A Shambaa kingdom based at Vugha was founded by Mbegha in the first half of the 18th century. His grandson Kinyashi Muanga Ike gave the kingdom a stronger political and military structure. Under Kinyashi's son Kimweri ye Nyumbai the kingdom grew to cover both the west and east Usambaras, extending down to the coast and into the Pangani River valley to the south. After Kimweri died in 1862 the kingdom fell apart in a succession struggle.

In the late 19th century when within the Usambara District of German East Africa, German colonialists came into the area bringing with them a mix of cash crops like lumber trees, coffee, tea, and quinine, and also designated forests as reserves for either water conservation or timber use. They also brought many new Western concepts, which often were diametrically opposed to traditional beliefs, such as coexistence with the forest versus forest as a "separate wilderness". The result of colonialism was a massive change in the way forests were perceived in the community, and conversion of traditional agriculture to cultivating cash crops such as quinine, pine trees, bananas, maize, tea, and coffee.

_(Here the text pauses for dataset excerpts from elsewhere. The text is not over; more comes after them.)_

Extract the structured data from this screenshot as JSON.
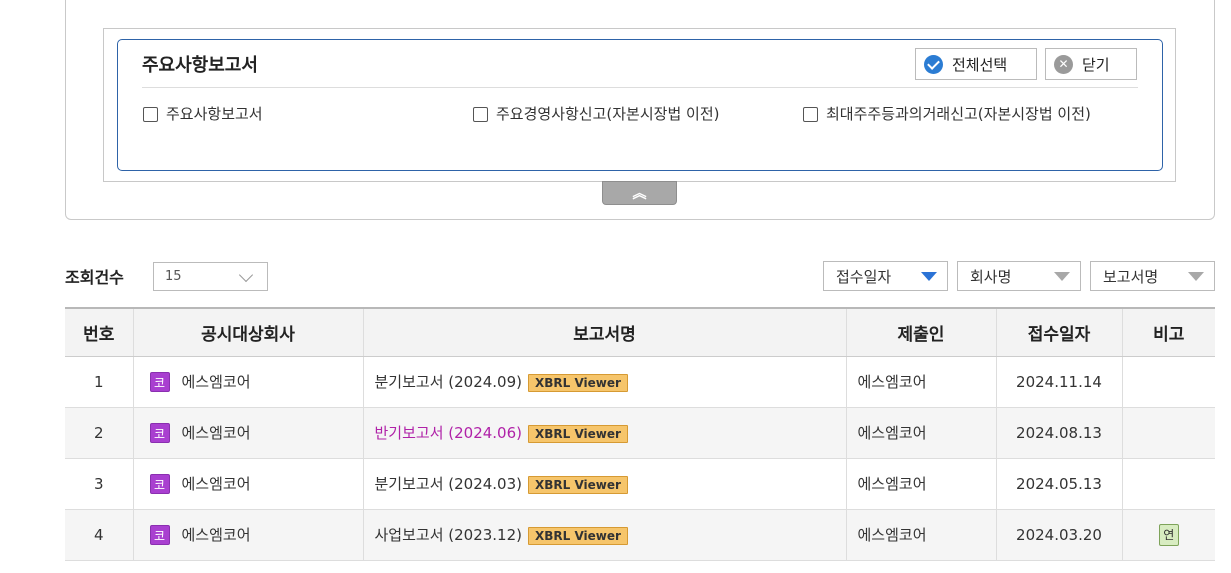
{
  "filter": {
    "title": "주요사항보고서",
    "select_all_label": "전체선택",
    "close_label": "닫기",
    "options": [
      "주요사항보고서",
      "주요경영사항신고(자본시장법 이전)",
      "최대주주등과의거래신고(자본시장법 이전)"
    ]
  },
  "icons": {
    "check": "check-circle-icon",
    "close": "x-circle-icon",
    "collapse": "double-chevron-up-icon",
    "dropdown": "chevron-down-icon",
    "sort": "triangle-down-icon"
  },
  "results": {
    "count_label": "조회건수",
    "page_size": "15",
    "sort_options": [
      "접수일자",
      "회사명",
      "보고서명"
    ],
    "active_sort": "접수일자"
  },
  "table": {
    "headers": [
      "번호",
      "공시대상회사",
      "보고서명",
      "제출인",
      "접수일자",
      "비고"
    ],
    "rows": [
      {
        "no": "1",
        "market": "코",
        "company": "에스엠코어",
        "report": "분기보고서 (2024.09)",
        "viewer": "XBRL Viewer",
        "submitter": "에스엠코어",
        "date": "2024.11.14",
        "remark": ""
      },
      {
        "no": "2",
        "market": "코",
        "company": "에스엠코어",
        "report": "반기보고서 (2024.06)",
        "viewer": "XBRL Viewer",
        "submitter": "에스엠코어",
        "date": "2024.08.13",
        "remark": ""
      },
      {
        "no": "3",
        "market": "코",
        "company": "에스엠코어",
        "report": "분기보고서 (2024.03)",
        "viewer": "XBRL Viewer",
        "submitter": "에스엠코어",
        "date": "2024.05.13",
        "remark": ""
      },
      {
        "no": "4",
        "market": "코",
        "company": "에스엠코어",
        "report": "사업보고서 (2023.12)",
        "viewer": "XBRL Viewer",
        "submitter": "에스엠코어",
        "date": "2024.03.20",
        "remark": "연"
      }
    ]
  },
  "colors": {
    "accent": "#2b73d6",
    "market_badge": "#a93fd0",
    "visited_link": "#b022a8",
    "xbrl_badge": "#f6c56b"
  }
}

In 1882 Walter von Saint Paul-Illaire, the governor of the Usambara District of German East Africa, collected seeds of a small herb which he sent to his father, who cultivated them into plants. Hermann Wendland, the director of the Herrenhausen Gardens, formally described the plants and recognized them as representing a new species in a new genus, Saintpaulia ionantha, with the English common name African violet. Wendland's scientific name for the plant based the generic name Saintpaulia on von Saint Paul-Ilaire; the specific name he assigned means violet (ion) flower (anthos). In their native Usambara Mountains cloudforests, the plants are threatened with extinction.

Following World War I, it became part of the British mandate territory of Tanganyika. The British administration continued to reserve and exploit forests.

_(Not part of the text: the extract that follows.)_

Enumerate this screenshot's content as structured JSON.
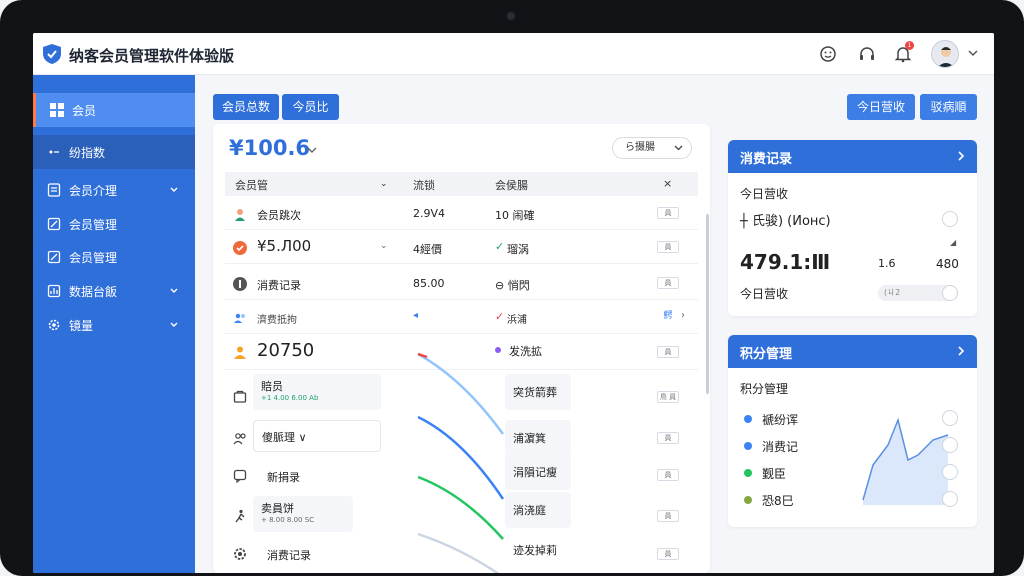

==Development and tourism==
Today, the population of the Usambara Mountains region has one of the highest growth rates (about 4% compared to the Tanzanian national average of 2.1%), a staggering amount of poverty, and highest densities of people in all of Tanzania. Most of the inhabitants are subsistence farmers who rely heavily on the forests around them for timber, medicinal plants, clearing for agriculture, and fuelwood.

By 2000 nearly 70% of the original forest cover of the East Usambaras had been lost, and over 85% in the West Usambaras. The ecosystems of the Usambaras were significantly disrupted by foreign-controlled logging companies that carried out large-scale deforestation from the 1950s onwards. A sawmill at Tanga processed East Usambara timber, and its output was increased in the 1970s with Finnish development funding. Major land and forest degradation remains a pressing issue.

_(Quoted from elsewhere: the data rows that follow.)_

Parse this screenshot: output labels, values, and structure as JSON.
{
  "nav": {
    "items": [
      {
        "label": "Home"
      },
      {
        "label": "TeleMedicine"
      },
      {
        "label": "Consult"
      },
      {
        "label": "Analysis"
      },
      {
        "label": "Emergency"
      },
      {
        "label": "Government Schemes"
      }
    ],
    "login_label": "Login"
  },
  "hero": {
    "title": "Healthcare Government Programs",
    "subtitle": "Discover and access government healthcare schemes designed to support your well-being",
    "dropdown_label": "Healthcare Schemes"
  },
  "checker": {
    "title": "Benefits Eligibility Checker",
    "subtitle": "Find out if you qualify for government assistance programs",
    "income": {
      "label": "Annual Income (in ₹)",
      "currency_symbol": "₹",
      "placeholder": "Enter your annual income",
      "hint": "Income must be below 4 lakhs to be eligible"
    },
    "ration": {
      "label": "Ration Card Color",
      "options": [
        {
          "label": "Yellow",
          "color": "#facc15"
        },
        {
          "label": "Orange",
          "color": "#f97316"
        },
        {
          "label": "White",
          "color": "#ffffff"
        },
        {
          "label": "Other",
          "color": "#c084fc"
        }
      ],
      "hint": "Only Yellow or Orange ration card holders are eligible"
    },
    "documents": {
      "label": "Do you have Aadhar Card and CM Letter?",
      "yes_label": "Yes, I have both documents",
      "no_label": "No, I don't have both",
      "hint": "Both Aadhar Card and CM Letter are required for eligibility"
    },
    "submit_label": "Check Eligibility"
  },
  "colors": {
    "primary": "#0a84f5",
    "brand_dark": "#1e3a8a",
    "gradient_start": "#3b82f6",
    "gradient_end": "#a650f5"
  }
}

There are still many places that attract visitors looking for experiences beyond developed tourist resorts. These include the trade town of Lushoto with its unique Irente view point, the once-popular German resort Amani Nature Reserve and farm, and Sokoine University of Agriculture's Mazumbai Forest Reserve, which is considered the last example of pristine tropical forest in the East Usambaras. Visitors can also enjoy a trip to Shagayu Rain Forest located in Mpanga village (Mtea ward), Magamba Rain Forest, Mambo Cliffs, Caves or Mambo Footprint dated 1.5 million years ago.